From digital transformation to data culture
In a recent post, we recapitulate some questions about the current state and lessons learned from the years that have passed since the wave of digital transformation began and spread globally.
We mentioned before, that the constant or exponential increase in the volume of data is an organic counterpart of every business digitization.
To give a really illustrative example, according to a ProjectPro study, Walmart collects 2.5 petabytes of unstructured data per hour, the equivalent of 167 times all the books in the United States Library of Congress. It is one of the biggest retailers in the world, but it is just one of them. If we broaden and extend this idea to all companies, governments, and organizations in the world, the dimension becomes absolutely vast.
All these billions of data sources, cash registers, e-commerces, security cameras, temperature sensors, scanners, among other examples, permanently generate “raw” data that. But, in order for them to become “digestible” in some way, they must go through entire processing stages.
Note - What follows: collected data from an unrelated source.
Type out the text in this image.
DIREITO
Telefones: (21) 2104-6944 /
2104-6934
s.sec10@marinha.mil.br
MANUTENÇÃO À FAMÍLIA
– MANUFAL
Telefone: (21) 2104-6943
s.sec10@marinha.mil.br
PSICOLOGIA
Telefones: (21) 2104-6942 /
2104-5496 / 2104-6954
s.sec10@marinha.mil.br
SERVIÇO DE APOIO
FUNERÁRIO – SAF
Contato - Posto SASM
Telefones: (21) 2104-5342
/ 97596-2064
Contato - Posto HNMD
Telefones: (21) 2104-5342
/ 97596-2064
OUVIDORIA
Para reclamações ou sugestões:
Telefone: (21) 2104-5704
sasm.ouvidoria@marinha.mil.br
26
This data life cycle, very well explained in an excellent article in the Harvard Data Science Review, goes from collection, through processing, storage, to management. Then at a later stage will come analysis, visualization, and interpretation.
Let’s stop here for a few minutes. Not all the volume of data collected is useful nor has to be necessarily stored. But the one that is collected, processed and stored in databases, must go through processing so that it can become productive, that is, to be reliable and, therefore, make it possible to be incorporated into data-based strategies.
Most of us regularly consume dashboards, data visualizations of different kinds. From the dashboard on our cars, to something as widespread as the storage usage graph shown by our mobile phones when we are running out of space. But what we are not aware of is that, from storage to visualization, there are necessary and indispensable processes so that the information we see is accurate, reliable and structured enough to be displayed.
The most common of them are data cleanup (discard unnecessary information), or data wrangling, various processes that make raw information available to be analyzed: cleaning, structuring, and consolidation.
All these steps, clearly detailed in a Harvard Business School article, perform a key role in the validation process: the procedure of verifying that the data is consistent and has quality.
In the current state of digitalization of businesses, performing these processes manually is no longer a viable option. The global market already has tools such as Conciliac EDM that can perform these processes not only automatically but completely unattended through technologies such as RPA (Robotic Process Automation).
To illustrate this idea with an example, consider an apparel brand with multiple stores, generating sales and user data and collecting them from various data sources. On the one hand, the sales of each store, on the other hand the sales of its e-commerce, in a third source the customer data, on another source the payments entered by different digital means, all of them in the physical store and online.
Most likely, when optimizing the mix of payment options, the stored information is neither consolidated nor reconciled, nor can it yield accurate data on which payment option each consumer prefers in each channel, and which of them are the most convenient for the company. Therefore, the conclusion that can surely be arrived to is that the stored data, although comprehensive, is not reliable enough to support an informed decision.
The reality is that today, observing the market leaders, we can uphold that we are in an advanced state in digital transformation; nevertheless, still insipient when it comes to data productivization. More and more companies and organizations are joining the development of data management activities, but still very based on analytics from making the huge amounts of data collected displayable. If, as is happening more and more, the entire strategy of our companies will be based on the interpretation of this data, maybe it is time to address and focus on the processes that, like those mentioned above, can guarantee that what we see in our dashboards it is real and reliable because it has been validated.